Peace Breaks Out

Home > Literature > Peace Breaks Out > Page 10
Peace Breaks Out Page 10

by Angela Thirkell


  “Elegant and tip-tilted,” said David sententiously. He was not sure whether she understood, but she looked pleased and blushed in a becoming way. Then the whole body of Grahams and Hallidays surrounded them. Mr. and Mrs. Halliday who were going back to Hatch House for lunch said good-bye.

  “I say, David,” said Mr. Halliday, drawing David aside. “Did you understand the second lesson?”

  “No, sir,” said David. He would have liked to add that it was partly because he wasn’t listening, but this might have hurt Mr. Halliday.

  “Nor did I,” said Mr. Halliday. “Still, those fellows wrote in Latin or Greek or something, and it stands to reason they can’t always have known what they meant. Deuced hard work for the translators.”

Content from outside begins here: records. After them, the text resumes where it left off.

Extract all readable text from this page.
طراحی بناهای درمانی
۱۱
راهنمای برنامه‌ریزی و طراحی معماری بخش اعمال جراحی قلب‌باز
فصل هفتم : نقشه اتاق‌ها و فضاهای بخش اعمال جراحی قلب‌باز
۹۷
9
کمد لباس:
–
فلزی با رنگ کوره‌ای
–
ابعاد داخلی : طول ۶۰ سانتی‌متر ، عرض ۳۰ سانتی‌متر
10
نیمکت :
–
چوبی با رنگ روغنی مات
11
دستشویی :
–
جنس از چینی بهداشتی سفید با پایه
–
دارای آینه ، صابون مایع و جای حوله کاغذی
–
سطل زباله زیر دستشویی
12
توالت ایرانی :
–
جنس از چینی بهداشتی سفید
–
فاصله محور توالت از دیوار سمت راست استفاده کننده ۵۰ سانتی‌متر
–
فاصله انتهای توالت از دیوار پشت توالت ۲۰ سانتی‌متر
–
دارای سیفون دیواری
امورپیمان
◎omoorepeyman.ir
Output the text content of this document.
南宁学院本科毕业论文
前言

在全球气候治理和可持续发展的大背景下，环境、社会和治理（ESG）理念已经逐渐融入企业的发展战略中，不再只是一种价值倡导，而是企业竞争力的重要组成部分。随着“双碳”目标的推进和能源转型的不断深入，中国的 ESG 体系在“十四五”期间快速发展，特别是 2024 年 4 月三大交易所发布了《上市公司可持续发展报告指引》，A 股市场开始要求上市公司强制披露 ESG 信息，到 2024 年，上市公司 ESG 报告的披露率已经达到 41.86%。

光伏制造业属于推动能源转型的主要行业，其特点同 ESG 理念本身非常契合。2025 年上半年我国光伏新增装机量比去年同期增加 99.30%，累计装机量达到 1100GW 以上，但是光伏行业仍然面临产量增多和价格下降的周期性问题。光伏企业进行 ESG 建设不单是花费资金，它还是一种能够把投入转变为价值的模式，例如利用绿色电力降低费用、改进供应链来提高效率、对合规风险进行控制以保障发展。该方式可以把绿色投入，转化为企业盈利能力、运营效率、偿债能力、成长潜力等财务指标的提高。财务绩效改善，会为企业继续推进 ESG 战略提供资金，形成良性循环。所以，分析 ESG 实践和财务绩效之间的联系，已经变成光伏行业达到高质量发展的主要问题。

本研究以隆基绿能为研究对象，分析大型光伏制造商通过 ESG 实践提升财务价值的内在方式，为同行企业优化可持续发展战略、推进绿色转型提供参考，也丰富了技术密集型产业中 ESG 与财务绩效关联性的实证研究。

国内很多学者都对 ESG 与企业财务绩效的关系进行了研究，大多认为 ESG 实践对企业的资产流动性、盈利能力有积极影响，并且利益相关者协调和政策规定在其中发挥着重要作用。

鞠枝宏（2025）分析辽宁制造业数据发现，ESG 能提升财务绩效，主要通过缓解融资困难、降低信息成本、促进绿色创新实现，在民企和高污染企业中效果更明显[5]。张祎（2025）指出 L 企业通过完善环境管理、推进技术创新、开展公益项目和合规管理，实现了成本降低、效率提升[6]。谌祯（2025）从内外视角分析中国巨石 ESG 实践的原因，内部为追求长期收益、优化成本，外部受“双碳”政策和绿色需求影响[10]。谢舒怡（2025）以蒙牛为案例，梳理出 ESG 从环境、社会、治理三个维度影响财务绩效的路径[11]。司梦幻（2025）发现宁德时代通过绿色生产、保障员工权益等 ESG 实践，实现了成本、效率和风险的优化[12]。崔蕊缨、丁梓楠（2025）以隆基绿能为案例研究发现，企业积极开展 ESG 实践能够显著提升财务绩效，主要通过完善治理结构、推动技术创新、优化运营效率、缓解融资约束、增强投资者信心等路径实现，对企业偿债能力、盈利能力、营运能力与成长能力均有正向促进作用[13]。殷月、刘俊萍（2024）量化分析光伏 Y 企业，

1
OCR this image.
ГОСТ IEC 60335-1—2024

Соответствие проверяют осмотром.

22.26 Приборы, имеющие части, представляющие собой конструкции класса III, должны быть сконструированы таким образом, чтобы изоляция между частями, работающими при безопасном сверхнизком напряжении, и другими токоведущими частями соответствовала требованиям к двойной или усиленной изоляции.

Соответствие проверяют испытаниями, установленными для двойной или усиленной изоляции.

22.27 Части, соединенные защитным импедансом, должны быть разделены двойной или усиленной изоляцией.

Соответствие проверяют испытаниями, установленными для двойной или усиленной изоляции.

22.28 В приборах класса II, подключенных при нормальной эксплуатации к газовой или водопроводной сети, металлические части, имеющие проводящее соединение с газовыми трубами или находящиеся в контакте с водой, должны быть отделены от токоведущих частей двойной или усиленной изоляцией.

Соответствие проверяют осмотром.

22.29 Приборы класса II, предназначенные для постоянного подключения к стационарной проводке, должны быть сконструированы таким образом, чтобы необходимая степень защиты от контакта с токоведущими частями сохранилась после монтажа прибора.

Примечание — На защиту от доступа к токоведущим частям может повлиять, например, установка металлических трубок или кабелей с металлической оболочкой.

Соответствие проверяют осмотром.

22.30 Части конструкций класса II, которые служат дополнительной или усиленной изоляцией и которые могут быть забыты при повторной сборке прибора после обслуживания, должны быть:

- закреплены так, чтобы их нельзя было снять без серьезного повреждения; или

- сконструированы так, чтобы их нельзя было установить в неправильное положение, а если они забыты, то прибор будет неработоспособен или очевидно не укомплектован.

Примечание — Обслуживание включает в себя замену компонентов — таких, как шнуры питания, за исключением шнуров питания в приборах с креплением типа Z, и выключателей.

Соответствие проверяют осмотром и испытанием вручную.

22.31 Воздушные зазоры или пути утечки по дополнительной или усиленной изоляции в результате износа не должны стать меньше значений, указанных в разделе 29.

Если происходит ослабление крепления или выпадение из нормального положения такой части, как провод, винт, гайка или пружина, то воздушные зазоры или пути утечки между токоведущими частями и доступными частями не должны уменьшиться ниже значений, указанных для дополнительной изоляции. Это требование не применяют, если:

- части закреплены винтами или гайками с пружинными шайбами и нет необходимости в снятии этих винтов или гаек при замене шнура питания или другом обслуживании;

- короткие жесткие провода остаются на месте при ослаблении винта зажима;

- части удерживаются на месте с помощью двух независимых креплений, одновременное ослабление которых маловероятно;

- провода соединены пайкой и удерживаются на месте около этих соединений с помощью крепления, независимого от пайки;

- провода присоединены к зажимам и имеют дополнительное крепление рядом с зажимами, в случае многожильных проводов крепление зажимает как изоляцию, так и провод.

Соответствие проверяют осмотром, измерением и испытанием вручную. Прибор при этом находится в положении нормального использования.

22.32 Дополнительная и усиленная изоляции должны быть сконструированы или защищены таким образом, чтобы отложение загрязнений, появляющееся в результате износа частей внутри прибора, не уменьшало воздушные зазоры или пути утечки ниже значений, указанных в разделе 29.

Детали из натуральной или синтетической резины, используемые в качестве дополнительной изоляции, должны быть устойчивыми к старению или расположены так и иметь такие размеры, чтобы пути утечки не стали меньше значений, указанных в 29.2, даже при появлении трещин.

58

  “I expect it was often a case of by guess and by God,” said David sympathetically, while at the same moment he told himself he was being a hypocrite and making himself a motley to the view, simply from his great desire to be liked, and slipped away from the conversation.

  The Hallidays went away towards the bridge while Lady Graham with her family and guests went down the path to the road. Just outside the lychgate Mr. Scatcherd was seated on his camp-stool, his back to the churchyard wall, busily and rather ostentatiously sketching, his head in a very old Panama hat thrown a little back and his block held at arm’s length. Dearly would Mr. Scatcherd have liked to pretend that Art had rapt him away into an empyrean where a large chattering party of church-goers seemed a mere delusion, but the younger Graham children hailed him with delight as an old friend, making such flattering comments on his work as obliged him to descend from his heights.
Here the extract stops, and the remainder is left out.